Liddells ‘Salted caramel’ lactose free cheesecake


1 litre Liddells Lactose Free Full Cream Milk
1¼ cups (300g) caster sugar
1 teaspoon fine salt, or to taste
¼-½ teaspoon baking soda (see notes)
1 cup (100g) almond meal
1 cup (100g) tapioca flour
¼ cup (60g) caster sugar
1 teaspoon vanilla bean paste
100g butter substitute, melted
3 tubs Liddells Lactose Free Cream Cheese (at room temperature)
3 extra large eggs
1 cup (240g) caster sugar
2 teaspoons vanilla bean paste
2 tablespoons fresh lemon juice
¼ teaspoon fine salt
24cm diameter springform tin
Stand mixer or hand beaters


Step 1


Place the milk and sugar in a large saucepan over a medium heat. Allow to heat, stirring intermittently, until the milk is just below bubbling, around 10 minutes.

Add the baking soda and stir to combine. It should bubble a little. Turn the heat down to a very low heat, add the salt, and continue to cook the mixture for around 50-70 minutes.  Stir it every once in a while to ensure the solids aren’t sticking the bottom as the mixture cooks. Skim off any bubbles or scum from the top as and when it appears.

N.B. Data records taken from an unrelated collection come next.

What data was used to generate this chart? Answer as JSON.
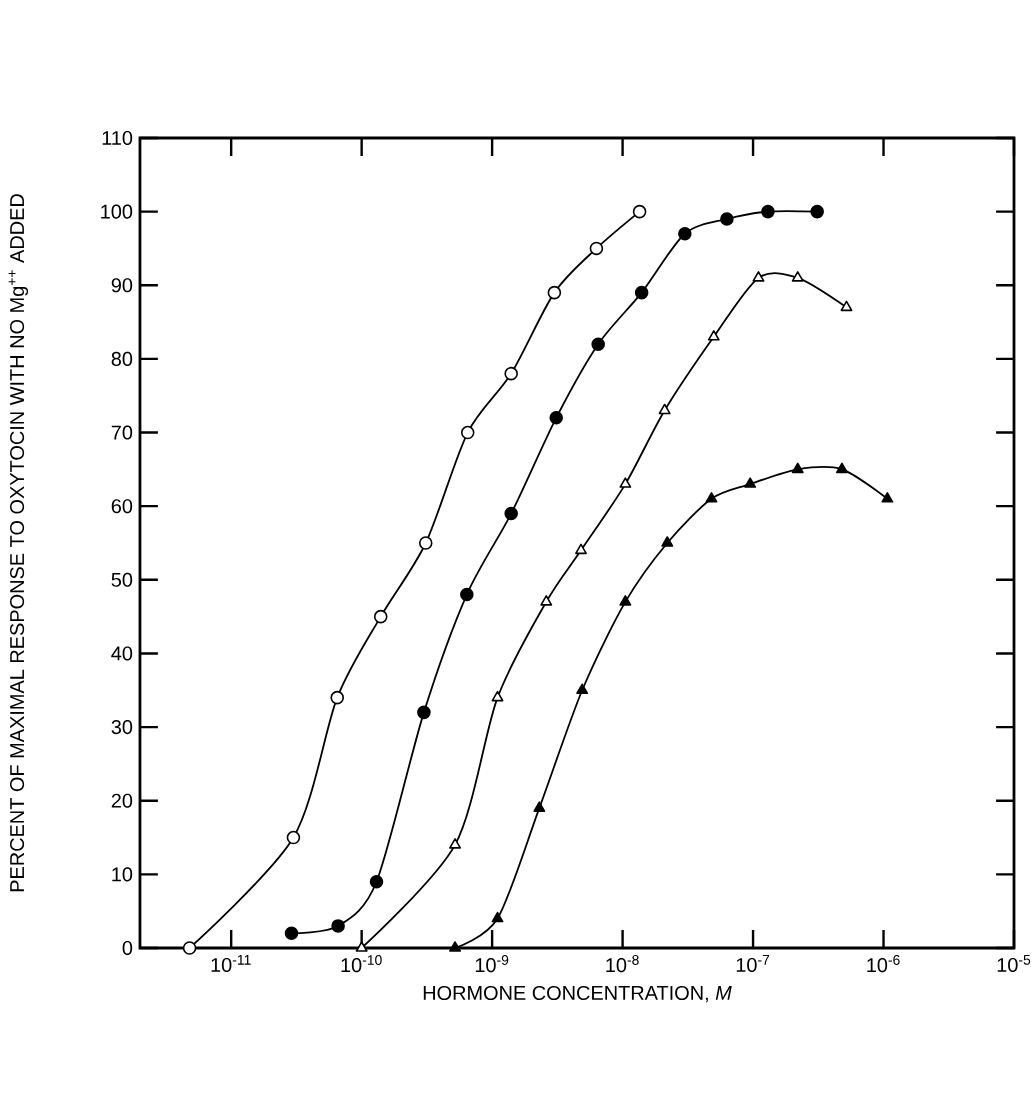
{
  "chart_data": {
    "type": "line",
    "xlabel": "HORMONE CONCENTRATION, *M*",
    "ylabel": "PERCENT OF MAXIMAL RESPONSE TO OXYTOCIN WITH NO Mg$^{++}$ ADDED",
    "log": "x",
    "xlim": [
      2e-12,
      1e-05
    ],
    "ylim": [
      0,
      110
    ],
    "xticks": [
      {
        "value": 1e-11,
        "label": "10$^{-11}$"
      },
      {
        "value": 1e-10,
        "label": "10$^{-10}$"
      },
      {
        "value": 1e-09,
        "label": "10$^{-9}$"
      },
      {
        "value": 1e-08,
        "label": "10$^{-8}$"
      },
      {
        "value": 1e-07,
        "label": "10$^{-7}$"
      },
      {
        "value": 1e-06,
        "label": "10$^{-6}$"
      },
      {
        "value": 1e-05,
        "label": "10$^{-5}$"
      }
    ],
    "yticks": [
      0,
      10,
      20,
      30,
      40,
      50,
      60,
      70,
      80,
      90,
      100,
      110
    ],
    "line_style": "solid",
    "series": [
      {
        "color": "#ffffff",
        "marker": "circle",
        "x": [
          4.8e-12,
          3e-11,
          6.5e-11,
          1.4e-10,
          3.1e-10,
          6.5e-10,
          1.4e-09,
          3e-09,
          6.3e-09,
          1.35e-08
        ],
        "values": [
          0,
          15,
          34,
          45,
          55,
          70,
          78,
          89,
          95,
          100
        ]
      },
      {
        "color": "#000000",
        "marker": "circle",
        "x": [
          2.9e-11,
          6.6e-11,
          1.3e-10,
          3e-10,
          6.4e-10,
          1.4e-09,
          3.1e-09,
          6.5e-09,
          1.4e-08,
          3e-08,
          6.3e-08,
          1.3e-07,
          3.1e-07
        ],
        "values": [
          2,
          3,
          9,
          32,
          48,
          59,
          72,
          82,
          89,
          97,
          99,
          100,
          100
        ]
      },
      {
        "color": "#ffffff",
        "marker": "triangle",
        "x": [
          1e-10,
          5.2e-10,
          1.1e-09,
          2.6e-09,
          4.8e-09,
          1.05e-08,
          2.1e-08,
          5e-08,
          1.1e-07,
          2.2e-07,
          5.2e-07
        ],
        "values": [
          0,
          14,
          34,
          47,
          54,
          63,
          73,
          83,
          91,
          91,
          87
        ]
      },
      {
        "color": "#000000",
        "marker": "triangle",
        "x": [
          5.2e-10,
          1.1e-09,
          2.3e-09,
          4.9e-09,
          1.05e-08,
          2.2e-08,
          4.8e-08,
          9.5e-08,
          2.2e-07,
          4.8e-07,
          1.07e-06
        ],
        "values": [
          0,
          4,
          19,
          35,
          47,
          55,
          61,
          63,
          65,
          65,
          61
        ]
      }
    ]
  }
}
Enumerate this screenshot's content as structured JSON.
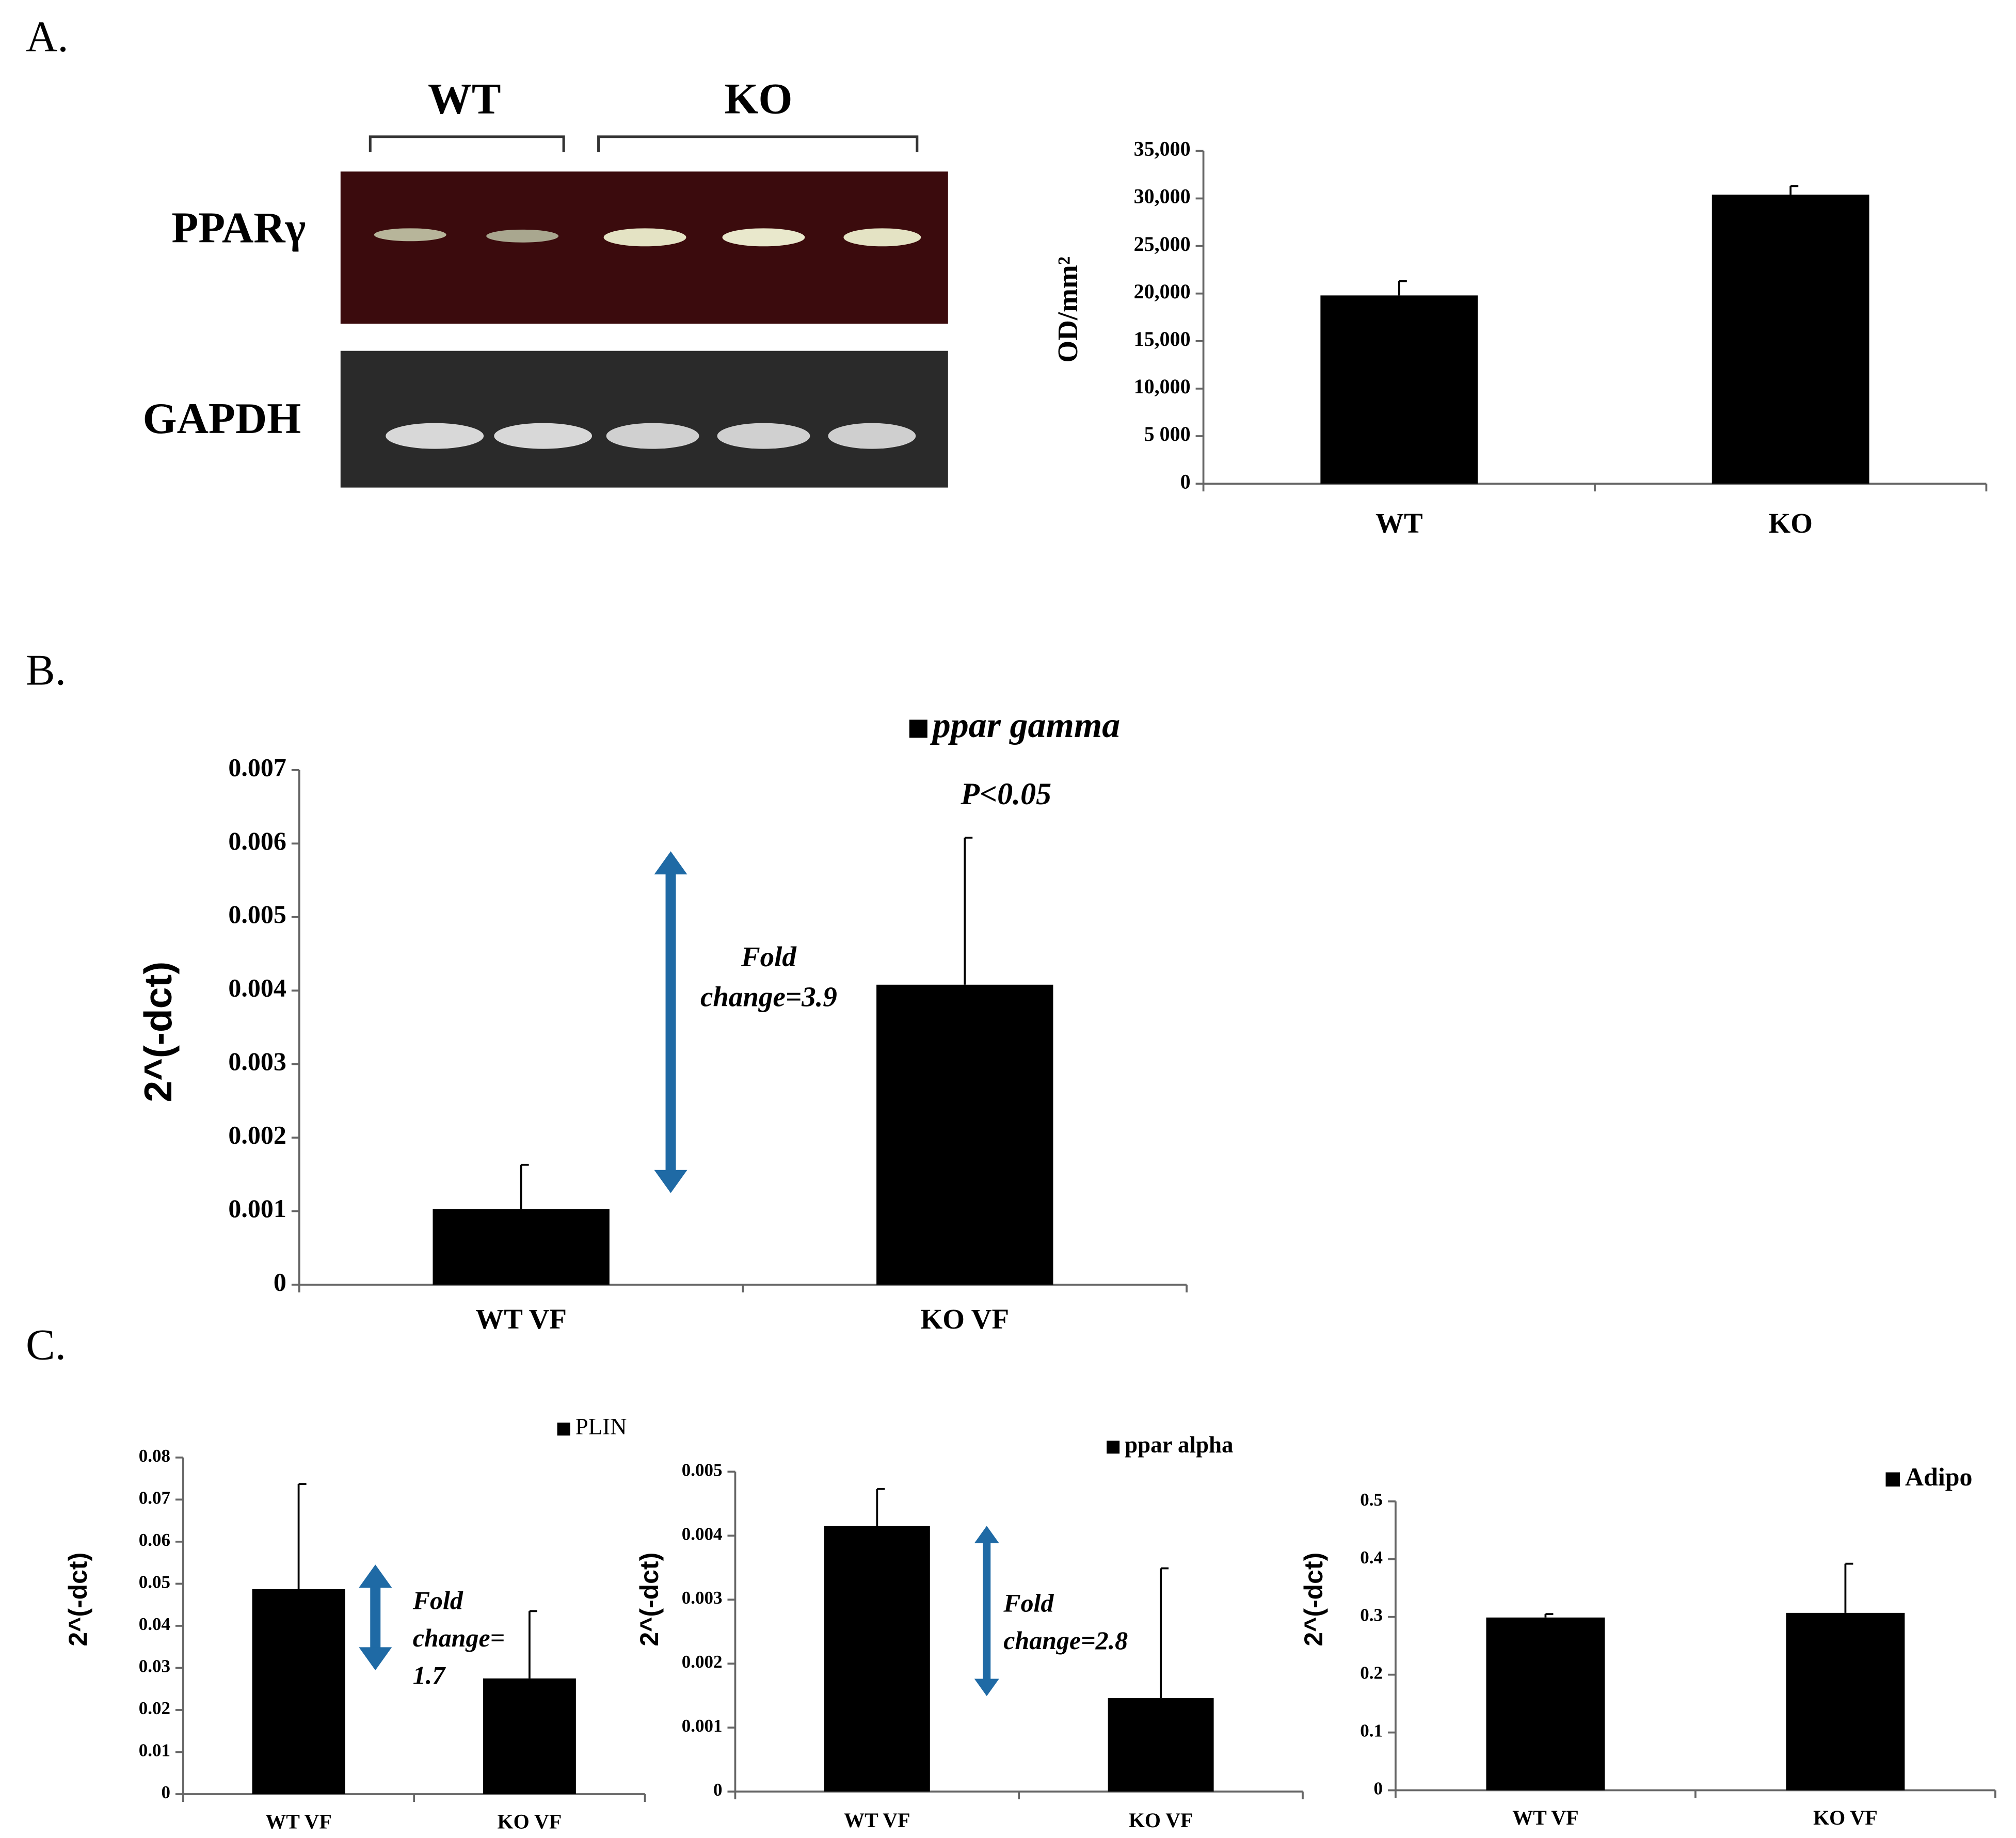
{
  "panel_labels": [
    "A.",
    "B.",
    "C."
  ],
  "gel": {
    "groups": [
      "WT",
      "KO"
    ],
    "rows": [
      "PPARγ",
      "GAPDH"
    ]
  },
  "chart_data": [
    {
      "type": "bar",
      "ylabel": "OD/mm²",
      "categories": [
        "WT",
        "KO"
      ],
      "series": [
        {
          "color": "#000000",
          "values": [
            19800,
            30400
          ],
          "errors": [
            1500,
            900
          ]
        }
      ],
      "ylim": [
        0,
        35000
      ],
      "yticks": [
        0,
        {
          "value": 5000,
          "label": "5 000"
        },
        {
          "value": 10000,
          "label": "10,000"
        },
        {
          "value": 15000,
          "label": "15,000"
        },
        {
          "value": 20000,
          "label": "20,000"
        },
        {
          "value": 25000,
          "label": "25,000"
        },
        {
          "value": 30000,
          "label": "30,000"
        },
        {
          "value": 35000,
          "label": "35,000"
        }
      ]
    },
    {
      "type": "bar",
      "ylabel": "2^(-dct)",
      "categories": [
        "WT VF",
        "KO VF"
      ],
      "series": [
        {
          "name": "ppar gamma",
          "color": "#000000",
          "values": [
            0.00103,
            0.00408
          ],
          "errors": [
            0.0006,
            0.002
          ]
        }
      ],
      "ylim": [
        0,
        0.007
      ],
      "yticks": [
        0,
        0.001,
        0.002,
        0.003,
        0.004,
        0.005,
        0.006,
        0.007
      ],
      "annotations": [
        [
          "P<0.05"
        ],
        [
          "Fold",
          "change=3.9"
        ]
      ],
      "arrow_color": "#1f6aa5"
    },
    {
      "type": "bar",
      "ylabel": "2^(-dct)",
      "categories": [
        "WT VF",
        "KO VF"
      ],
      "series": [
        {
          "name": "PLIN",
          "color": "#000000",
          "values": [
            0.0487,
            0.0275
          ],
          "errors": [
            0.025,
            0.016
          ]
        }
      ],
      "ylim": [
        0,
        0.08
      ],
      "yticks": [
        0,
        0.01,
        0.02,
        0.03,
        0.04,
        0.05,
        0.06,
        0.07,
        0.08
      ],
      "annotations": [
        [
          "Fold",
          "change=",
          "1.7"
        ]
      ],
      "arrow_color": "#1f6aa5"
    },
    {
      "type": "bar",
      "ylabel": "2^(-dct)",
      "categories": [
        "WT VF",
        "KO VF"
      ],
      "series": [
        {
          "name": "ppar alpha",
          "color": "#000000",
          "values": [
            0.00415,
            0.00146
          ],
          "errors": [
            0.00058,
            0.00203
          ]
        }
      ],
      "ylim": [
        0,
        0.005
      ],
      "yticks": [
        0,
        0.001,
        0.002,
        0.003,
        0.004,
        0.005
      ],
      "annotations": [
        [
          "Fold",
          "change=2.8"
        ]
      ],
      "arrow_color": "#1f6aa5"
    },
    {
      "type": "bar",
      "ylabel": "2^(-dct)",
      "categories": [
        "WT VF",
        "KO VF"
      ],
      "series": [
        {
          "name": "Adipo",
          "color": "#000000",
          "values": [
            0.299,
            0.307
          ],
          "errors": [
            0.006,
            0.085
          ]
        }
      ],
      "ylim": [
        0,
        0.5
      ],
      "yticks": [
        0,
        0.1,
        0.2,
        0.3,
        0.4,
        0.5
      ]
    }
  ]
}
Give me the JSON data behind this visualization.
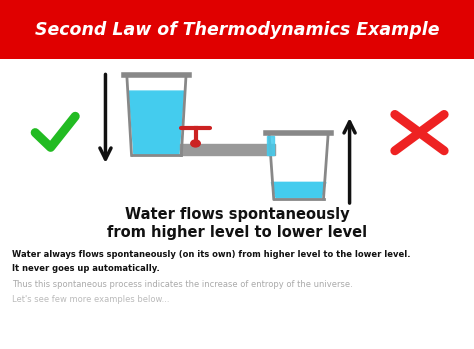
{
  "title": "Second Law of Thermodynamics Example",
  "title_bg": "#e00000",
  "title_color": "#ffffff",
  "bg_color": "#ffffff",
  "body_text1": "Water flows spontaneously",
  "body_text2": "from higher level to lower level",
  "desc1": "Water always flows spontaneously (on its own) from higher level to the lower level.",
  "desc2": "It never goes up automatically.",
  "desc3": "Thus this spontaneous process indicates the increase of entropy of the universe.",
  "desc4": "Let's see few more examples below...",
  "check_color": "#22bb22",
  "x_color": "#ee2222",
  "water_color": "#44ccee",
  "pipe_color": "#999999",
  "cup_fill": "#f0f0f0",
  "cup_outline": "#888888",
  "arrow_color": "#111111",
  "valve_color": "#cc2222",
  "xlim": [
    0,
    10
  ],
  "ylim": [
    0,
    10
  ]
}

Once the mixture thickens considerably, you should be able to create a temporary trail along the bottom of the saucepan with your spatula before the dulce de leche snaps back. At this point, stir much more regularly, keeping your eyes on the pot at all times. Dulce de leche does thicken a little as it cools. The mixture should easily coat the back of a spoon.

Once done, remove the dulce de leche from the heat. Gently pass it through a fine meshed sieve to remove the remaining bits and impurities. This can be done directly in a clean, dry jar, or whatever vessel you plan to use it in. Stores well in the fridge.